Among the dead was a policeman, who happened to be a Muslim, who was executed in cold blood as he lay wounded on the ground pleading for his life.

This terrorist atrocity is the deadliest attack in France in decades. Sadly, the West has been fearing attacks of this nature for some time: home-grown jihadists committing atrocities against civilians. The alleged perpetrators of the Charlie Hebdo attack, brothers Cherif and Said Kouachi, are known to have been promoting Islamic extremism for more than a decade.

The attack on Charlie Hebdo was not only a callous act of premeditated murder; it was also an attack on freedom of speech that is an essential pillar of any democracy.

The killers were said to have been of­fen­ded because the magazine had published cartoons satirising Islam; however, while in a democracy it is certainly acceptable to have a debate about to what extent religion can be subjected to satire, this cannot come about at the expense of freedom of expression that falls within the law.

This latest terrorist outrage will no doubt raise a number of security and other questions, both in France and the rest of Europe. Were the Kouachi brothers on the radar of French authorities? – they were certainly on the watch-lists of the UK and US – and if not, why not?

Was this attack actually planned and ordered by a terrorist organisation such as al-Qaeda or Islamic State?

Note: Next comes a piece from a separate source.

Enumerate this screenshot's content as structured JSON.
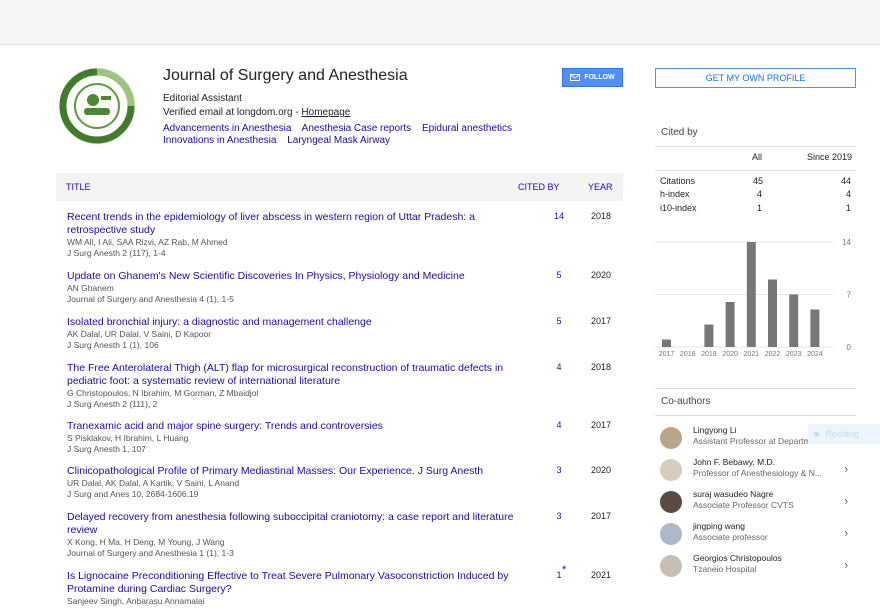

Why is it that a minority of young Muslim men in France have become radicalised and even chosen to become jihadists in Syria?

Whatever questions are asked and whatever security reviews are carried out, it is important that France and other European countries do not allow themselves to be engulfed in anti-Muslim sentiment. Equating Islam with terrorism is wrong, and the overwhelming majority of Muslims around the world do not adhere to a violent jihadist ideology.

A ‘clash of civilisations’ is exactly what al-Qaeda and Islamic State want to provoke and this is precisely what we must not allow to happen. Far-right and populist leaders in France, Netherlands, the UK and Italy have already stepped up their rhetoric in the hours after the shooting, equating terrorism with immigration and fanning the flames of bigotry and Islamophobia.

Mainstream politicians, however, must reject such a knee-jerk reaction and should appeal for a calm and dignified response to this latest atrocity.

Prime Minister Joseph Muscat was right to caution on Friday against turning the attack on Charlie Hebdo into a clash of civilisations. Dr Muscat said that while there was consensus in Malta that freedom of expression should be defended, “we should not allow such incidents to take us down the road of prejudice”.

Muslim leaders, on the other hand, both in Europe and the wider world, must continue to be vocal in their condemnation of Islamist extremism and jihadism and to speak a language of tolerance and mutual respect for different shades of opinion.

Yet we cannot deny that we are living in an age of increased security threat – and that people can be targeted on any given day by terrorists wielding arms.

While vigilance is important, so is the absolute determination for people to go about their lives in the most normal manner possible.